Le 18 août, à Saint-Privat, les batteries Barbe et de Saint-Germain ont la redoutable mission de neutraliser les batteries prussiennes du IXe corps, au nord-est de Vernéville. Les IIe et IIIe bataillons du 36e régiment d'infanterie allemand dirigés sur Chantrenne sont stoppés, pendant des heures, au bois de Génivaux. Le colonel de Brandestein, son commandant, est tué avec plusieurs soldats par un tir exécuté entre 1400 et 1800 mètres. Malgré une résistance admirable de nos forces, les tirs concentriques des batteries ennemies regroupées mettent nos pièces dans l'obligation de se déplacer non sans accuser des pertes sévères. Le bois de Cusse sert de havre providentiel aux fusiliers du 85e régiment d'infanterie allemand durement touchés par les batteries héroïques de Bottard, Guérin et de Saint-Germain.
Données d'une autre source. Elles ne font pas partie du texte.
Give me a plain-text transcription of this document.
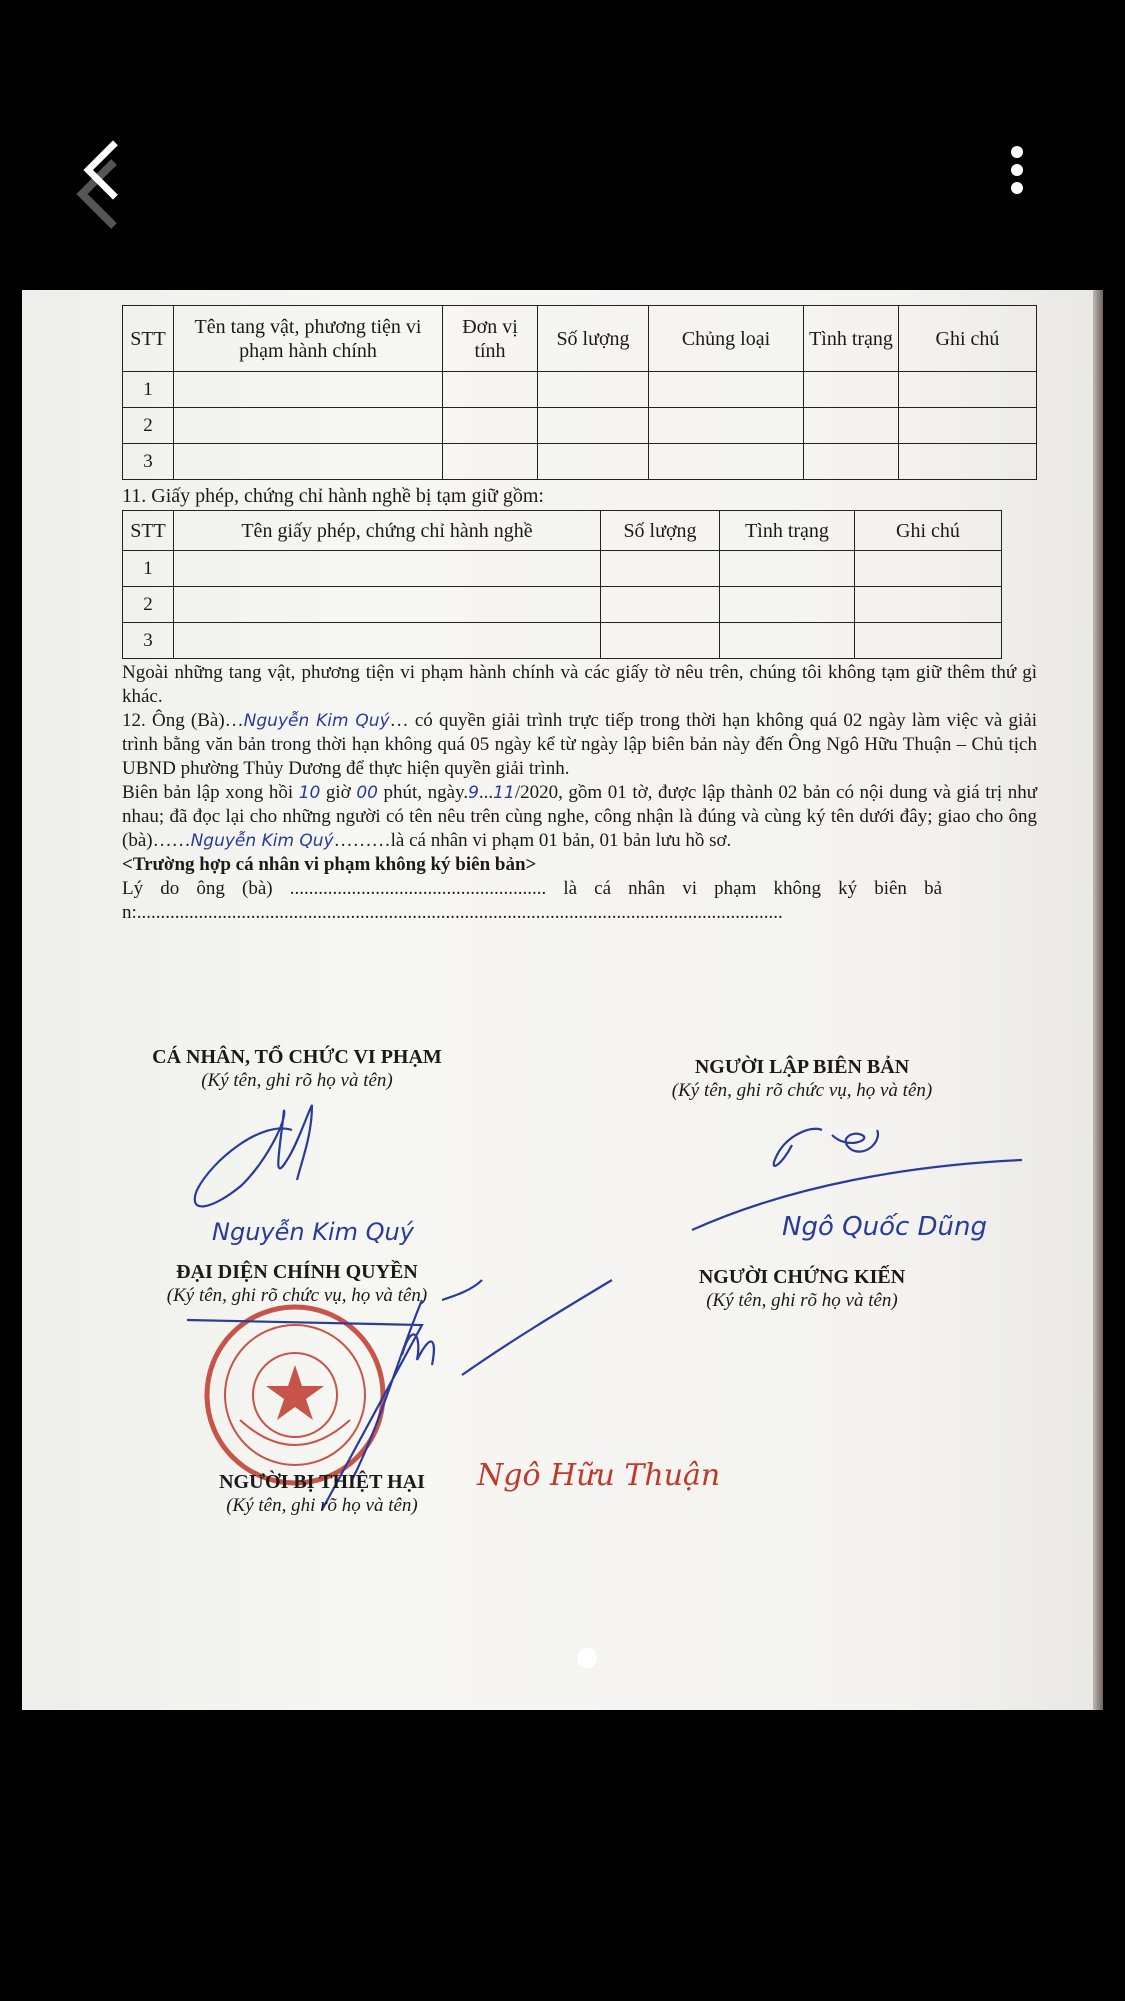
STT	Tên tang vật, phương tiện vi phạm hành chính	Đơn vị tính	Số lượng	Chủng loại	Tình trạng	Ghi chú
1						
2						
3						
11. Giấy phép, chứng chỉ hành nghề bị tạm giữ gồm:
STT	Tên giấy phép, chứng chỉ hành nghề	Số lượng	Tình trạng	Ghi chú
1				
2				
3				

Ngoài những tang vật, phương tiện vi phạm hành chính và các giấy tờ nêu trên, chúng tôi không tạm giữ thêm thứ gì khác.

12. Ông (Bà)…Nguyễn Kim Quý… có quyền giải trình trực tiếp trong thời hạn không quá 02 ngày làm việc và giải trình bằng văn bản trong thời hạn không quá 05 ngày kể từ ngày lập biên bản này đến Ông Ngô Hữu Thuận – Chủ tịch UBND phường Thủy Dương để thực hiện quyền giải trình.

Biên bản lập xong hồi 10 giờ 00 phút, ngày.9...11/2020, gồm 01 tờ, được lập thành 02 bản có nội dung và giá trị như nhau; đã đọc lại cho những người có tên nêu trên cùng nghe, công nhận là đúng và cùng ký tên dưới đây; giao cho ông (bà)……Nguyễn Kim Quý………là cá nhân vi phạm 01 bản, 01 bản lưu hồ sơ.

<Trường hợp cá nhân vi phạm không ký biên bản>

Lý do ông (bà) ...................................................... là cá nhân vi phạm không ký biên bản:........................................................................................................................................

CÁ NHÂN, TỔ CHỨC VI PHẠM
(Ký tên, ghi rõ họ và tên)
Nguyễn Kim Quý
NGƯỜI LẬP BIÊN BẢN
(Ký tên, ghi rõ chức vụ, họ và tên)
Ngô Quốc Dũng
ĐẠI DIỆN CHÍNH QUYỀN
(Ký tên, ghi rõ chức vụ, họ và tên)
NGƯỜI CHỨNG KIẾN
(Ký tên, ghi rõ họ và tên)
Ngô Hữu Thuận
NGƯỜI BỊ THIỆT HẠI
(Ký tên, ghi rõ họ và tên)
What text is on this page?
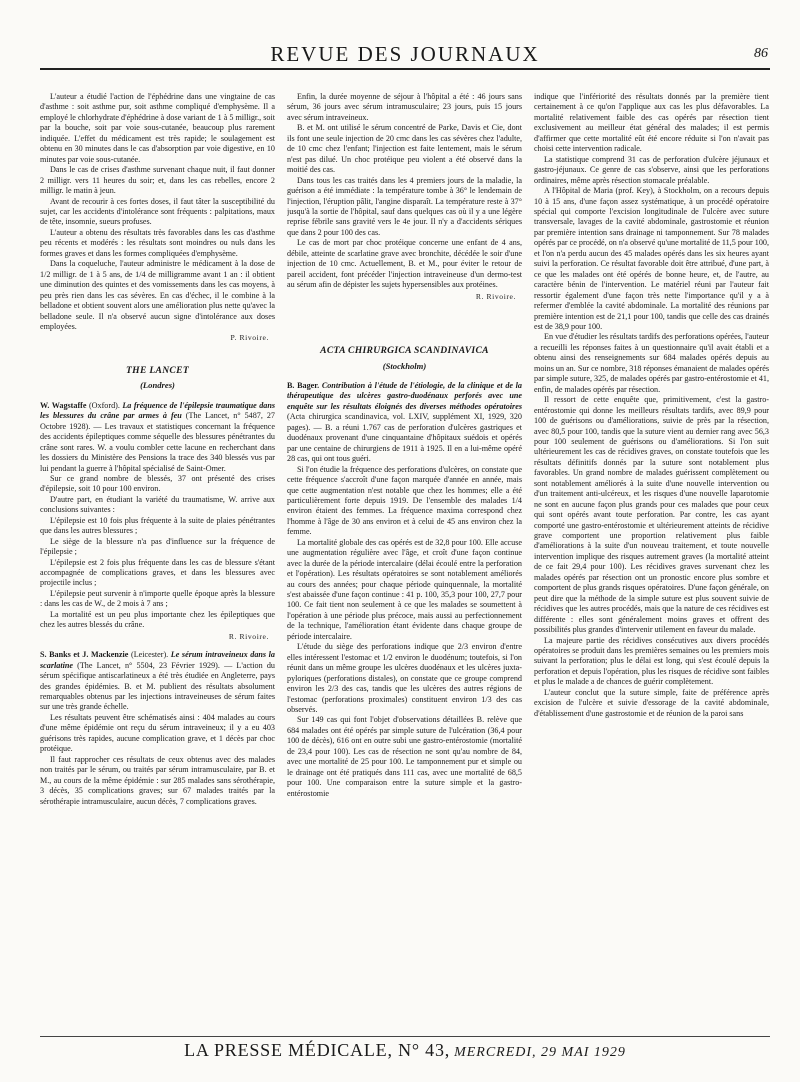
REVUE DES JOURNAUX	86

L'auteur a étudié l'action de l'éphédrine dans une vingtaine de cas d'asthme : soit asthme pur, soit asthme compliqué d'emphysème. Il a employé le chlorhydrate d'éphédrine à dose variant de 1 à 5 milligr., soit par la bouche, soit par voie sous-cutanée, beaucoup plus rarement indiquée. L'effet du médicament est très rapide; le soulagement est obtenu en 30 minutes dans le cas d'absorption par voie digestive, en 10 minutes par voie sous-cutanée.

Dans le cas de crises d'asthme survenant chaque nuit, il faut donner 2 milligr. vers 11 heures du soir; et, dans les cas rebelles, encore 2 milligr. le matin à jeun.

Avant de recourir à ces fortes doses, il faut tâter la susceptibilité du sujet, car les accidents d'intolérance sont fréquents : palpitations, maux de tête, insomnie, sueurs profuses.

L'auteur a obtenu des résultats très favorables dans les cas d'asthme peu récents et modérés : les résultats sont moindres ou nuls dans les formes graves et dans les formes compliquées d'emphysème.

Dans la coqueluche, l'auteur administre le médicament à la dose de 1/2 milligr. de 1 à 5 ans, de 1/4 de milligramme avant 1 an : il obtient une diminution des quintes et des vomissements dans les cas moyens, à peu près rien dans les cas sévères. En cas d'échec, il le combine à la belladone et obtient souvent alors une amélioration plus nette qu'avec la belladone seule. Il n'a observé aucun signe d'intolérance aux doses employées.

P. Rivoire.
THE LANCET
(Londres)

W. Wagstaffe (Oxford). La fréquence de l'épilepsie traumatique dans les blessures du crâne par armes à feu (The Lancet, n° 5487, 27 Octobre 1928). — Les travaux et statistiques concernant la fréquence des accidents épileptiques comme séquelle des blessures pénétrantes du crâne sont rares. W. a voulu combler cette lacune en recherchant dans les dossiers du Ministère des Pensions la trace des 340 blessés vus par lui pendant la guerre à l'hôpital spécialisé de Saint-Omer.

Sur ce grand nombre de blessés, 37 ont présenté des crises d'épilepsie, soit 10 pour 100 environ.

D'autre part, en étudiant la variété du traumatisme, W. arrive aux conclusions suivantes :

L'épilepsie est 10 fois plus fréquente à la suite de plaies pénétrantes que dans les autres blessures ;

Le siège de la blessure n'a pas d'influence sur la fréquence de l'épilepsie ;

L'épilepsie est 2 fois plus fréquente dans les cas de blessure s'étant accompagnée de complications graves, et dans les blessures avec projectile inclus ;

L'épilepsie peut survenir à n'importe quelle époque après la blessure : dans les cas de W., de 2 mois à 7 ans ;

La mortalité est un peu plus importante chez les épileptiques que chez les autres blessés du crâne.

R. Rivoire.

S. Banks et J. Mackenzie (Leicester). Le sérum intraveineux dans la scarlatine (The Lancet, n° 5504, 23 Février 1929). — L'action du sérum spécifique antiscarlatineux a été très étudiée en Angleterre, pays des grandes épidémies. B. et M. publient des résultats absolument remarquables obtenus par les injections intraveineuses de sérum faites sur une très grande échelle.

Les résultats peuvent être schématisés ainsi : 404 malades au cours d'une même épidémie ont reçu du sérum intraveineux; il y a eu 403 guérisons très rapides, aucune complication grave, et 1 décès par choc protéique.

Il faut rapprocher ces résultats de ceux obtenus avec des malades non traités par le sérum, ou traités par sérum intramusculaire, par B. et M., au cours de la même épidémie : sur 285 malades sans sérothérapie, 3 décès, 35 complications graves; sur 67 malades traités par la sérothérapie intramusculaire, aucun décès, 7 complications graves.

Enfin, la durée moyenne de séjour à l'hôpital a été : 46 jours sans sérum, 36 jours avec sérum intramusculaire; 23 jours, puis 15 jours avec sérum intraveineux.

B. et M. ont utilisé le sérum concentré de Parke, Davis et Cie, dont ils font une seule injection de 20 cmc dans les cas sévères chez l'adulte, de 10 cmc chez l'enfant; l'injection est faite lentement, mais le sérum n'est pas dilué. Un choc protéique peu violent a été observé dans la moitié des cas.

Dans tous les cas traités dans les 4 premiers jours de la maladie, la guérison a été immédiate : la température tombe à 36° le lendemain de l'injection, l'éruption pâlit, l'angine disparaît. La température reste à 37° jusqu'à la sortie de l'hôpital, sauf dans quelques cas où il y a une légère reprise fébrile sans gravité vers le 4e jour. Il n'y a d'accidents sériques que dans 2 pour 100 des cas.

Le cas de mort par choc protéique concerne une enfant de 4 ans, débile, atteinte de scarlatine grave avec bronchite, décédée le soir d'une injection de 10 cmc. Actuellement, B. et M., pour éviter le retour de pareil accident, font précéder l'injection intraveineuse d'un dermo-test au sérum afin de dépister les sujets hypersensibles aux protéines.

R. Rivoire.
ACTA CHIRURGICA SCANDINAVICA
(Stockholm)

B. Bager. Contribution à l'étude de l'étiologie, de la clinique et de la thérapeutique des ulcères gastro-duodénaux perforés avec une enquête sur les résultats éloignés des diverses méthodes opératoires (Acta chirurgica scandinavica, vol. LXIV, supplément XI, 1929, 320 pages). — B. a réuni 1.767 cas de perforation d'ulcères gastriques et duodénaux provenant d'une cinquantaine d'hôpitaux suédois et opérés par une centaine de chirurgiens de 1911 à 1925. Il en a lui-même opéré 28 cas, qui ont tous guéri.

Si l'on étudie la fréquence des perforations d'ulcères, on constate que cette fréquence s'accroît d'une façon marquée d'année en année, mais que cette augmentation n'est notable que chez les hommes; elle a été particulièrement forte depuis 1919. De l'ensemble des malades 1/4 environ étaient des femmes. La fréquence maxima correspond chez l'homme à l'âge de 30 ans environ et à celui de 45 ans environ chez la femme.

La mortalité globale des cas opérés est de 32,8 pour 100. Elle accuse une augmentation régulière avec l'âge, et croît d'une façon continue avec la durée de la période intercalaire (délai écoulé entre la perforation et l'opération). Les résultats opératoires se sont notablement améliorés au cours des années; pour chaque période quinquennale, la mortalité s'est abaissée d'une façon continue : 41 p. 100, 35,3 pour 100, 27,7 pour 100. Ce fait tient non seulement à ce que les malades se soumettent à l'opération à une période plus précoce, mais aussi au perfectionnement de la technique, l'amélioration étant évidente dans chaque groupe de période intercalaire.

L'étude du siège des perforations indique que 2/3 environ d'entre elles intéressent l'estomac et 1/2 environ le duodénum; toutefois, si l'on réunit dans un même groupe les ulcères duodénaux et les ulcères juxta-pyloriques (perforations distales), on constate que ce groupe comprend environ les 2/3 des cas, tandis que les ulcères des autres régions de l'estomac (perforations proximales) constituent environ 1/3 des cas observés.

Sur 149 cas qui font l'objet d'observations détaillées B. relève que 684 malades ont été opérés par simple suture de l'ulcération (36,4 pour 100 de décès), 616 ont en outre subi une gastro-entérostomie (mortalité de 23,4 pour 100). Les cas de résection ne sont qu'au nombre de 84, avec une mortalité de 25 pour 100. Le tamponnement pur et simple ou le drainage ont été pratiqués dans 111 cas, avec une mortalité de 68,5 pour 100. Une comparaison entre la suture simple et la gastro-entérostomie

indique que l'infériorité des résultats donnés par la première tient certainement à ce qu'on l'applique aux cas les plus défavorables. La mortalité relativement faible des cas opérés par résection tient exclusivement au meilleur état général des malades; il est permis d'affirmer que cette mortalité eût été encore réduite si l'on n'avait pas choisi cette intervention radicale.

La statistique comprend 31 cas de perforation d'ulcère jéjunaux et gastro-jéjunaux. Ce genre de cas s'observe, ainsi que les perforations ordinaires, même après résection stomacale préalable.

A l'Hôpital de Maria (prof. Key), à Stockholm, on a recours depuis 10 à 15 ans, d'une façon assez systématique, à un procédé opératoire spécial qui comporte l'excision longitudinale de l'ulcère avec suture transversale, lavages de la cavité abdominale, gastrostomie et réunion par première intention sans drainage ni tamponnement. Sur 78 malades opérés par ce procédé, on n'a observé qu'une mortalité de 11,5 pour 100, et l'on n'a perdu aucun des 45 malades opérés dans les six heures ayant suivi la perforation. Ce résultat favorable doit être attribué, d'une part, à ce que les malades ont été opérés de bonne heure, et, de l'autre, au caractère bénin de l'intervention. Le matériel réuni par l'auteur fait ressortir également d'une façon très nette l'importance qu'il y a à refermer d'emblée la cavité abdominale. La mortalité des réunions par première intention est de 21,1 pour 100, tandis que celle des cas drainés est de 38,9 pour 100.

En vue d'étudier les résultats tardifs des perforations opérées, l'auteur a recueilli les réponses faites à un questionnaire qu'il avait établi et a obtenu ainsi des renseignements sur 684 malades opérés depuis au moins un an. Sur ce nombre, 318 réponses émanaient de malades opérés par simple suture, 325, de malades opérés par gastro-entérostomie et 41, enfin, de malades opérés par résection.

Il ressort de cette enquête que, primitivement, c'est la gastro-entérostomie qui donne les meilleurs résultats tardifs, avec 89,9 pour 100 de guérisons ou d'améliorations, suivie de près par la résection, avec 80,5 pour 100, tandis que la suture vient au dernier rang avec 56,3 pour 100 seulement de guérisons ou d'améliorations. Si l'on suit ultérieurement les cas de récidives graves, on constate toutefois que les résultats définitifs donnés par la suture sont notablement plus favorables. Un grand nombre de malades guérissent complètement ou sont notablement améliorés à la suite d'une nouvelle intervention ou d'un traitement anti-ulcéreux, et les risques d'une nouvelle laparotomie ne sont en aucune façon plus grands pour ces malades que pour ceux qui sont opérés avant toute perforation. Par contre, les cas ayant comporté une gastro-entérostomie et ultérieurement atteints de récidive grave comportent une proportion relativement plus faible d'améliorations à la suite d'un nouveau traitement, et toute nouvelle intervention implique des risques autrement graves (la mortalité atteint de ce fait 29,4 pour 100). Les récidives graves survenant chez les malades opérés par résection ont un pronostic encore plus sombre et comportent de plus grands risques opératoires. D'une façon générale, on peut dire que la méthode de la simple suture est plus souvent suivie de récidives que les autres procédés, mais que la nature de ces récidives est différente : elles sont généralement moins graves et offrent des possibilités plus grandes d'intervenir utilement en faveur du malade.

La majeure partie des récidives consécutives aux divers procédés opératoires se produit dans les premières semaines ou les premiers mois suivant la perforation; plus le délai est long, qui s'est écoulé depuis la perforation et depuis l'opération, plus les risques de récidive sont faibles et plus le malade a de chances de guérir complètement.

L'auteur conclut que la suture simple, faite de préférence après excision de l'ulcère et suivie d'essorage de la cavité abdominale, d'établissement d'une gastrostomie et de réunion de la paroi sans

LA PRESSE MÉDICALE, N° 43, MERCREDI, 29 MAI 1929
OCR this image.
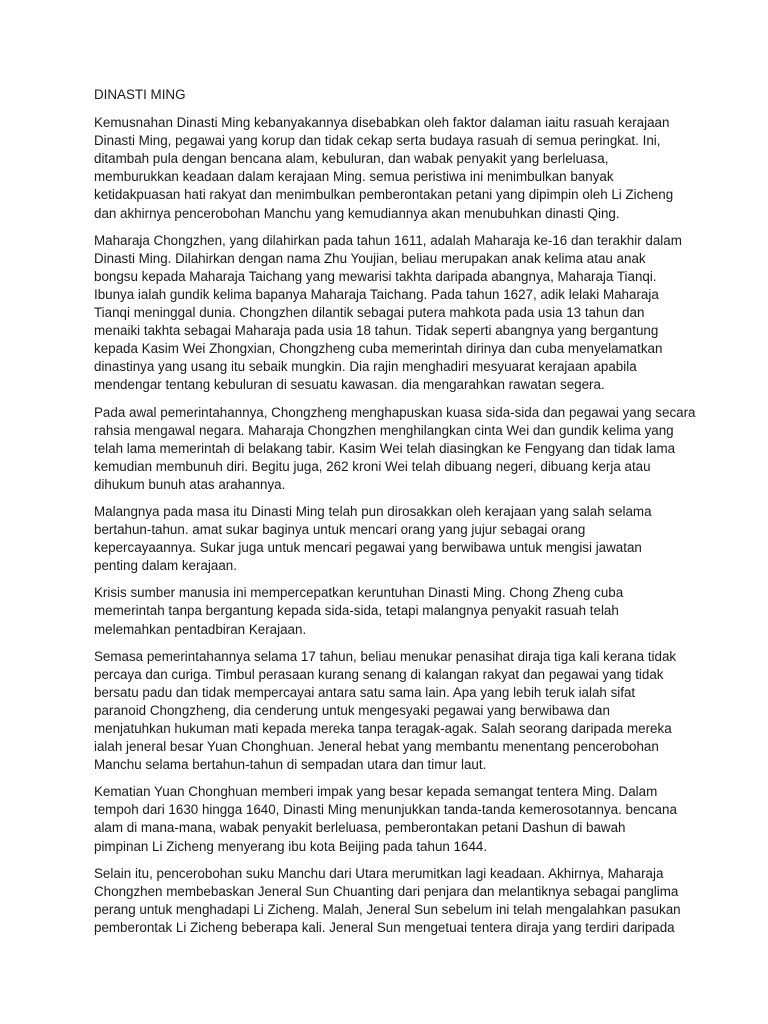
DINASTI MING

Kemusnahan Dinasti Ming kebanyakannya disebabkan oleh faktor dalaman iaitu rasuah kerajaan
Dinasti Ming, pegawai yang korup dan tidak cekap serta budaya rasuah di semua peringkat. Ini,
ditambah pula dengan bencana alam, kebuluran, dan wabak penyakit yang berleluasa,
memburukkan keadaan dalam kerajaan Ming. semua peristiwa ini menimbulkan banyak
ketidakpuasan hati rakyat dan menimbulkan pemberontakan petani yang dipimpin oleh Li Zicheng
dan akhirnya pencerobohan Manchu yang kemudiannya akan menubuhkan dinasti Qing.

Maharaja Chongzhen, yang dilahirkan pada tahun 1611, adalah Maharaja ke-16 dan terakhir dalam
Dinasti Ming. Dilahirkan dengan nama Zhu Youjian, beliau merupakan anak kelima atau anak
bongsu kepada Maharaja Taichang yang mewarisi takhta daripada abangnya, Maharaja Tianqi.
Ibunya ialah gundik kelima bapanya Maharaja Taichang. Pada tahun 1627, adik lelaki Maharaja
Tianqi meninggal dunia. Chongzhen dilantik sebagai putera mahkota pada usia 13 tahun dan
menaiki takhta sebagai Maharaja pada usia 18 tahun. Tidak seperti abangnya yang bergantung
kepada Kasim Wei Zhongxian, Chongzheng cuba memerintah dirinya dan cuba menyelamatkan
dinastinya yang usang itu sebaik mungkin. Dia rajin menghadiri mesyuarat kerajaan apabila
mendengar tentang kebuluran di sesuatu kawasan. dia mengarahkan rawatan segera.

Pada awal pemerintahannya, Chongzheng menghapuskan kuasa sida-sida dan pegawai yang secara
rahsia mengawal negara. Maharaja Chongzhen menghilangkan cinta Wei dan gundik kelima yang
telah lama memerintah di belakang tabir. Kasim Wei telah diasingkan ke Fengyang dan tidak lama
kemudian membunuh diri. Begitu juga, 262 kroni Wei telah dibuang negeri, dibuang kerja atau
dihukum bunuh atas arahannya.

Malangnya pada masa itu Dinasti Ming telah pun dirosakkan oleh kerajaan yang salah selama
bertahun-tahun. amat sukar baginya untuk mencari orang yang jujur sebagai orang
kepercayaannya. Sukar juga untuk mencari pegawai yang berwibawa untuk mengisi jawatan
penting dalam kerajaan.

Krisis sumber manusia ini mempercepatkan keruntuhan Dinasti Ming. Chong Zheng cuba
memerintah tanpa bergantung kepada sida-sida, tetapi malangnya penyakit rasuah telah
melemahkan pentadbiran Kerajaan.

Semasa pemerintahannya selama 17 tahun, beliau menukar penasihat diraja tiga kali kerana tidak
percaya dan curiga. Timbul perasaan kurang senang di kalangan rakyat dan pegawai yang tidak
bersatu padu dan tidak mempercayai antara satu sama lain. Apa yang lebih teruk ialah sifat
paranoid Chongzheng, dia cenderung untuk mengesyaki pegawai yang berwibawa dan
menjatuhkan hukuman mati kepada mereka tanpa teragak-agak. Salah seorang daripada mereka
ialah jeneral besar Yuan Chonghuan. Jeneral hebat yang membantu menentang pencerobohan
Manchu selama bertahun-tahun di sempadan utara dan timur laut.

Kematian Yuan Chonghuan memberi impak yang besar kepada semangat tentera Ming. Dalam
tempoh dari 1630 hingga 1640, Dinasti Ming menunjukkan tanda-tanda kemerosotannya. bencana
alam di mana-mana, wabak penyakit berleluasa, pemberontakan petani Dashun di bawah
pimpinan Li Zicheng menyerang ibu kota Beijing pada tahun 1644.

Selain itu, pencerobohan suku Manchu dari Utara merumitkan lagi keadaan. Akhirnya, Maharaja
Chongzhen membebaskan Jeneral Sun Chuanting dari penjara dan melantiknya sebagai panglima
perang untuk menghadapi Li Zicheng. Malah, Jeneral Sun sebelum ini telah mengalahkan pasukan
pemberontak Li Zicheng beberapa kali. Jeneral Sun mengetuai tentera diraja yang terdiri daripada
Devant la supériorité numérique de l'ennemi et la précision de son tir, il faut économiser les munitions et ralentir le feu sur l'ordre du maréchal Lebœuf. Une exception cependant : la belle résistance des mitrailleuses françaises contre l'artillerie allemande, à Gravelotte, commune de Moselle, du 16 au 18 août 1870.

 

Le 30 août, à Beaumont, cinq batteries du canon à balles sont engagées. Placées, côte à côte, à droite de la route de Beaumont à Mouzon, au nord du Moulin à Vent et le long de la route d'Osches, elles répondent au tir des batteries prussiennes qui protègent leurs bataillons déboulant entre Maison Blanche et la Petite-Forêt. Vingt-cinq batteries allemandes ripostent par un feu nourri sur les batteries Arnould et Gastine très sollicitées. Au bois Givodeau, le IIIe bataillon, du 86e régiment allemand, impose son artillerie qui neutralise la Harnoterie. Le capitaine Deckmann, qui commande la IIIe batterie de mitrailleuses Zimmer, a bien compris les manœuvres de déplacement des pièces françaises. Il oriente le pointage de ses pièces sur les mitrailleuses de Reffye, à environ 2200 pas. Les batteries des capitaines Bès de Berc et Gastine opposent une dernière résistance, près du faubourg de Mouzon. Les sources françaises sont peu loquaces. Il faudra attendre les bulletins allemands pour préciser les faits d'armes des canons à balles et leurs conséquences. Le 31 août, ils jouent un rôle d'appui en faveur de l'armée du Rhin, au siège de Metz et, le 1er septembre, le général Vinoy utilise les mitrailleuses comme soutien d'un bataillon d'infanterie, en batterie mixte : trois canons à balles et trois pièces de 4, ce qui est contraire à toute instruction. Il faut dire que le commandement est "déboussolé" et prêt à toutes les expériences. 

 

Sedan, treize batteries françaises sont opérationnelles. Quelques-unes sont placées en enfilade de la rive gauche de la Givonne. Les résultats sont hypothétiques car les historiques allemands n'en disent rien. L'infanterie saxonne et bavaroise est tenue en échec par nos canons à balles dans sa tentative de s'élever sur les pentes, par l'ouest. La 8e batterie (9e régiment) du capitaine de Mornac refuse l'engagement avec la Ie batterie de la Garde ennemie pour réserver ses salves au IIe bataillon du régiment des Fusiliers de la Garde. Prise en écharpe sur la crête de Daigny, elle évite avec habileté une lutte d'artillerie qui tournerait à son désavantage. Après un mois d'opérations, la nouvelle arme est mise en œuvre plus conformément à "L'Instruction" pour ce qui concerne la distance. On prend la précaution de mieux l'abriter par des épaulements en terre car on la sait vulnérable à l'artillerie ennemie qui regroupe ses tirs dès qu'elle est repérée. Une batterie étant composée de six mitrailleuses, on les espace davantage afin que les salves adverses se perdent dans les intervalles. On lui accorde une grande confiance. À telle enseigne que le lieutenant-colonel Clouzet, qui n'est pas le commandant de la batterie Navlet, la dirige toute une journée jusqu'à ce qu'il soit mortellement blessé, sur place, par des colonnes prussiennes débouchant de Saint-Menges. Le général Liégeard exécute un tir, à hausse fixe, sur l'infanterie adverse, placée sur la rive gauche de la Meuse, et déclare que : "l'effet en a été saisissant".